Изобретение заключается в следующем: офтальмологическое лекарственное средство, включающее препарат сетчатки и фармацевтически приемлемый носитель, заключающееся в том, что оно содержит в качестве препарата сетчатки гликопротеин, выделенный из сетчатки глаза млекопитающих, растворимый в насыщенном растворе сульфата аммония, имеющий изоэлектрическую точку ниже 3,0 и кажущуюся молекулярную массу от 8 до 200 кДа и, возможно, хлористый кальций.
Однако данное изобретение обладает существенными недостатками: они не используют ткани макулярной области нейральной сетчатки, основная часть регуляторных пептидов выпадает в осадок, в связи с растворением экстрактов ткани в насыщенном растворе сульфата аммония, большая молекулярная масса белков.
Известно изобретение по патенту РФ №2073518 Средство, восстанавливающее функцию сетчатой оболочки глаза, МКИ 6 А61К 35/44, А61F 9/00, приоритет от 17.06.93 г.

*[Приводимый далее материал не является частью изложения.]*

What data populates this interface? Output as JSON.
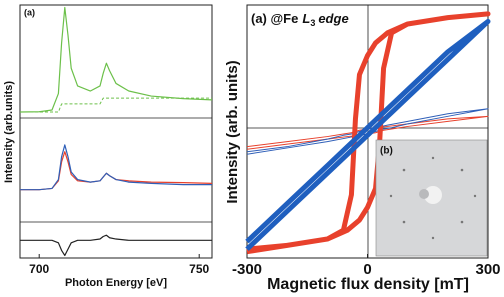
{
  "chart_data": [
    {
      "type": "line",
      "label": "(a)",
      "xlabel": "Photon Energy [eV]",
      "ylabel": "Intensity (arb.units)",
      "x": [
        694,
        700,
        704,
        706,
        707,
        708,
        709,
        710,
        712,
        716,
        719,
        720,
        721,
        722,
        724,
        728,
        735,
        745,
        754
      ],
      "xlim": [
        694,
        754
      ],
      "xticks": [
        700,
        750
      ],
      "ylim": [
        0,
        100
      ],
      "series": [
        {
          "color": "#6cc04a",
          "linewidth": 1.2,
          "values": [
            57.7,
            57.8,
            58.5,
            65,
            85,
            99,
            88,
            75,
            68,
            66,
            68,
            73,
            77,
            74,
            69,
            66,
            64,
            63,
            62.5
          ]
        },
        {
          "color": "#6cc04a",
          "linewidth": 1,
          "dashed": true,
          "values": [
            57.7,
            57.7,
            57.7,
            57.7,
            60.9,
            60.9,
            60.9,
            60.9,
            60.9,
            60.9,
            60.9,
            63.2,
            63.2,
            63.2,
            63.2,
            63.2,
            63.2,
            63.2,
            63.2
          ]
        },
        {
          "color": "#e8412c",
          "linewidth": 1.2,
          "values": [
            27,
            27,
            27.5,
            30.5,
            38,
            42,
            38,
            33,
            30.5,
            30,
            30.5,
            32,
            33.5,
            32.5,
            31,
            30.5,
            30,
            29.8,
            29.5
          ]
        },
        {
          "color": "#2f5fb8",
          "linewidth": 1.2,
          "values": [
            27,
            27,
            27.5,
            31,
            40,
            44.7,
            40,
            34,
            31,
            30,
            30.5,
            32,
            33.5,
            32.5,
            31,
            30,
            29.5,
            29,
            29
          ]
        },
        {
          "color": "#222222",
          "linewidth": 1.2,
          "values": [
            7,
            7,
            7,
            6,
            3,
            1,
            3.5,
            6,
            7,
            7,
            7.5,
            8.5,
            9,
            8,
            7.5,
            7,
            7,
            7,
            7
          ]
        }
      ]
    },
    {
      "type": "line",
      "label": "(a) @Fe",
      "element": "L",
      "subscript": "3",
      "edge": "edge",
      "inset_label": "(b)",
      "xlabel": "Magnetic flux density [mT]",
      "ylabel": "Intensity (arb. units)",
      "x": [
        -300,
        -200,
        -100,
        -50,
        -20,
        0,
        20,
        30,
        40,
        60,
        100,
        200,
        300,
        200,
        100,
        50,
        20,
        0,
        -20,
        -30,
        -40,
        -60,
        -100,
        -200,
        -300
      ],
      "xlim": [
        -300,
        300
      ],
      "xticks": [
        -300,
        0,
        300
      ],
      "ylim": [
        -1,
        1
      ],
      "series": [
        {
          "color": "#e8412c",
          "linewidth": 1,
          "values": [
            -0.14,
            -0.1,
            -0.06,
            -0.04,
            -0.03,
            -0.02,
            -0.01,
            0,
            0.01,
            0.02,
            0.04,
            0.08,
            0.12,
            0.1,
            0.06,
            0.04,
            0.03,
            0.02,
            0.01,
            0,
            -0.01,
            -0.02,
            -0.04,
            -0.08,
            -0.12
          ]
        },
        {
          "color": "#2f5fb8",
          "linewidth": 1,
          "values": [
            -0.18,
            -0.13,
            -0.08,
            -0.05,
            -0.03,
            -0.02,
            0,
            0.01,
            0.02,
            0.03,
            0.06,
            0.12,
            0.18,
            0.14,
            0.08,
            0.05,
            0.03,
            0.02,
            0,
            -0.01,
            -0.02,
            -0.03,
            -0.06,
            -0.12,
            -0.16
          ]
        },
        {
          "color": "#e8412c",
          "linewidth": 5,
          "values": [
            -0.95,
            -0.9,
            -0.85,
            -0.78,
            -0.7,
            -0.6,
            -0.45,
            -0.1,
            0.5,
            0.78,
            0.85,
            0.9,
            0.93,
            0.9,
            0.85,
            0.78,
            0.7,
            0.6,
            0.45,
            0.1,
            -0.5,
            -0.78,
            -0.85,
            -0.9,
            -0.93
          ]
        },
        {
          "color": "#1f5fbf",
          "linewidth": 5,
          "values": [
            -0.93,
            -0.63,
            -0.33,
            -0.18,
            -0.09,
            -0.03,
            0.03,
            0.06,
            0.09,
            0.15,
            0.27,
            0.57,
            0.87,
            0.63,
            0.33,
            0.18,
            0.09,
            0.03,
            -0.03,
            -0.06,
            -0.09,
            -0.15,
            -0.27,
            -0.57,
            -0.87
          ]
        }
      ]
    }
  ]
}
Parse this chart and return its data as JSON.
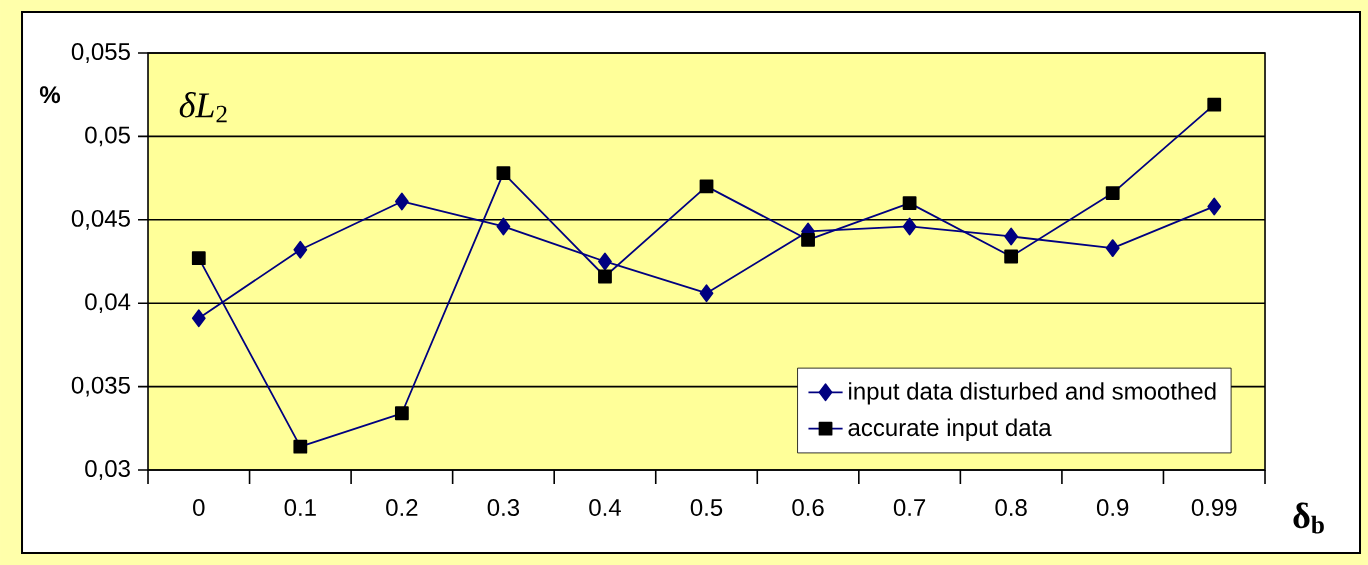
{
  "chart_data": {
    "type": "line",
    "ylabel": "%",
    "xlabel": "**δ$_{b}$**",
    "annotations": [
      "*δL*$_{2}$"
    ],
    "categories": [
      "0",
      "0.1",
      "0.2",
      "0.3",
      "0.4",
      "0.5",
      "0.6",
      "0.7",
      "0.8",
      "0.9",
      "0.99"
    ],
    "ylim": [
      0.03,
      0.055
    ],
    "yticks": [
      {
        "value": 0.03,
        "label": "0,03"
      },
      {
        "value": 0.035,
        "label": "0,035"
      },
      {
        "value": 0.04,
        "label": "0,04"
      },
      {
        "value": 0.045,
        "label": "0,045"
      },
      {
        "value": 0.05,
        "label": "0,05"
      },
      {
        "value": 0.055,
        "label": "0,055"
      }
    ],
    "grid": "y",
    "legend": "bottom right",
    "series": [
      {
        "name": "input data disturbed and smoothed",
        "color": "#000080",
        "marker": "diamond",
        "values": [
          0.0391,
          0.0432,
          0.0461,
          0.0446,
          0.0425,
          0.0406,
          0.0443,
          0.0446,
          0.044,
          0.0433,
          0.0458
        ]
      },
      {
        "name": "accurate input data",
        "color": "#000000",
        "marker": "square",
        "values": [
          0.0427,
          0.0314,
          0.0334,
          0.0478,
          0.0416,
          0.047,
          0.0438,
          0.046,
          0.0428,
          0.0466,
          0.0519
        ]
      }
    ]
  }
}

Изобретение заключается в следующем: средство, восстанавливающее функцию сетчатой оболочки глаза, представляет собой комплекс низкомолекулярных полипептидов, полученных из сетчатки животных путем экстракции 3%-ным раствором уксусной кислоты с добавлением хлористого цинка и обработки надосадочной жидкости ацетоном.
Однако данное изобретение обладает существенными недостатками: они не используют ткани макулярной области нейральной сетчатки, высокая концентрация полипептидов в препарате, используется комплекс низкомолекулярных полипептидов, нет высокой степени очистки препарата.
Техническая задача, решаемая предлагаемым изобретением, заключается в том, что используют области нейральной сетчатки, содержащие наибольшее количество биохимически и физиологически активных белков и полипептидов, что позволяет повысить процент выхода регуляторных пептидов, обладающих биологической активностью в сверхмалых дозах, выделять высокоочищенные полипептиды с низкой молекулярной массой.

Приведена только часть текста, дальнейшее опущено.